Tratar um viciado em crack como um bandido perigoso (quando na verdade quem mais corre perigo é ele, seja pela sua situação de abandono a qual se entrega, com os traficantes lhe cobrando - várias vezes acabam pagando com a vida - fora a própria saúde) é, no mínimo, hipócrita. Quantas vezes vimos um viciado em crack atropelar pessoas nas ruas, ou se negando a fazer o teste do bafômetro, como os motoristas que bebem deliberadamente e usam seus carros como armas? Tratá-los como endemoniados, como várias "organizações de apoio aos drogados", quase sempre de cunho evangélico (podem até fazer um bom trabalho, tirando a parte em que jogam fanáticos religiosos nas ruas), também não vai adiantar. O debate é amplo e para mim, a responsabilidade deve sim, recair no colo do Poder Público, uma vez que é questão de Saúde Pública, mas com a participação de todos.

4 comentários:

  1. Então, a dependência do crack é um assunto mais delicado, pq realmente está mais ligado aos problemas sociais do que a dependência de outras drogas.

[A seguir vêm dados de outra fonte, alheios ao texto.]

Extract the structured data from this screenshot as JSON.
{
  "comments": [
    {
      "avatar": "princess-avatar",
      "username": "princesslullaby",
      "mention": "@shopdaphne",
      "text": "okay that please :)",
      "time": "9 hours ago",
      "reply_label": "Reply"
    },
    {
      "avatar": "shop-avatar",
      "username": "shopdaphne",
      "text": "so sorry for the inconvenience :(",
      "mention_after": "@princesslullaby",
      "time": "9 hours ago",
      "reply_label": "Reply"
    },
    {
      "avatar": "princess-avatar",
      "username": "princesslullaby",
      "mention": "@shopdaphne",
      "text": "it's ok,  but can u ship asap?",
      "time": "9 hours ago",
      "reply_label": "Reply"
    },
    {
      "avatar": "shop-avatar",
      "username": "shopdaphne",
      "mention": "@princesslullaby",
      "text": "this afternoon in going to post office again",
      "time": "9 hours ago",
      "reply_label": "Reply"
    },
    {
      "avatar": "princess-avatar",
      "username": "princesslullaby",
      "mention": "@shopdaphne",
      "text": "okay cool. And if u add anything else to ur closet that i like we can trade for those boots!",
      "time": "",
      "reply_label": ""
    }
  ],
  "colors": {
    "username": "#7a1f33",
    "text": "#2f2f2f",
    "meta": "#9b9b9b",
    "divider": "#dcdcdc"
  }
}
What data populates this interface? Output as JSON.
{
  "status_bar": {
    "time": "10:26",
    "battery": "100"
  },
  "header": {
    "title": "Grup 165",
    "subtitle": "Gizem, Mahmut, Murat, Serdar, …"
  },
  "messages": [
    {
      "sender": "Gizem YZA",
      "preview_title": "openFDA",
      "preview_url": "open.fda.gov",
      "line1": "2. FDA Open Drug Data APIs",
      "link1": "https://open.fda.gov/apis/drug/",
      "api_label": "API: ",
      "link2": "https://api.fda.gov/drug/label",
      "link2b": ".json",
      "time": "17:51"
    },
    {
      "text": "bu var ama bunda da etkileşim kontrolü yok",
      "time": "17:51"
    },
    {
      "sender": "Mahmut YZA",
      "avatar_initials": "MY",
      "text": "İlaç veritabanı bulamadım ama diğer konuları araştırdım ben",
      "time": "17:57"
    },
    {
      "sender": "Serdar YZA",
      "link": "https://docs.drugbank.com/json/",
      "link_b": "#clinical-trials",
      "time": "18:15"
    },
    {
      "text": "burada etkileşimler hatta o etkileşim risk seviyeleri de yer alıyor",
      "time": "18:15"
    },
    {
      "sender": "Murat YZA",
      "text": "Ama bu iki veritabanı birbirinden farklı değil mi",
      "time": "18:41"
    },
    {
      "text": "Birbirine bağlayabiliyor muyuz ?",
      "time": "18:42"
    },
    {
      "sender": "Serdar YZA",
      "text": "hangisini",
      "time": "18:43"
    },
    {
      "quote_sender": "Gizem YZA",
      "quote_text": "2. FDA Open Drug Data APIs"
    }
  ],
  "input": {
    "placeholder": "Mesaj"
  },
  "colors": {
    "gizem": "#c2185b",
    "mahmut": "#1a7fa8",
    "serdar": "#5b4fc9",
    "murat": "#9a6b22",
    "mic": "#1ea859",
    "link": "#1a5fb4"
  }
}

    Concordo que não se deve tratar os dependentes de crack como bandidos, ainda que eles acabem cometendo crimes. O fato é que há uma razão pra essas crianças e adolescentes(a maioria dos casos que já vi é de crianças e adolescentes) estarem nas ruas, há uma razão pro crack estar tão acessível, e há uma razão pra ele ser a válvula de escape dessa galera...

    Se o cara chega a cometer um crime, isso acontece pq ele n teve assistência em momento algum, pq não há escolas, não há segurança... Eu sei que se eu sair depois das 23 na rua, aqui onde moro que é periferia, ~vou ver adolescentes e crianças cheirando... O que vou fazeR? As vezes fico pensando nisso...

    Cade a ronda policial? Não que resolva, mas pelo menos diminuiria a "conversão" de novos usuários, pois quase sempre os grupos de consumo são abastecidos por alg consciente, que curte isso, pra manipular os viciados pra praticarem crimes q sejam convenientes, e pra ganhar algum com a venda do crack.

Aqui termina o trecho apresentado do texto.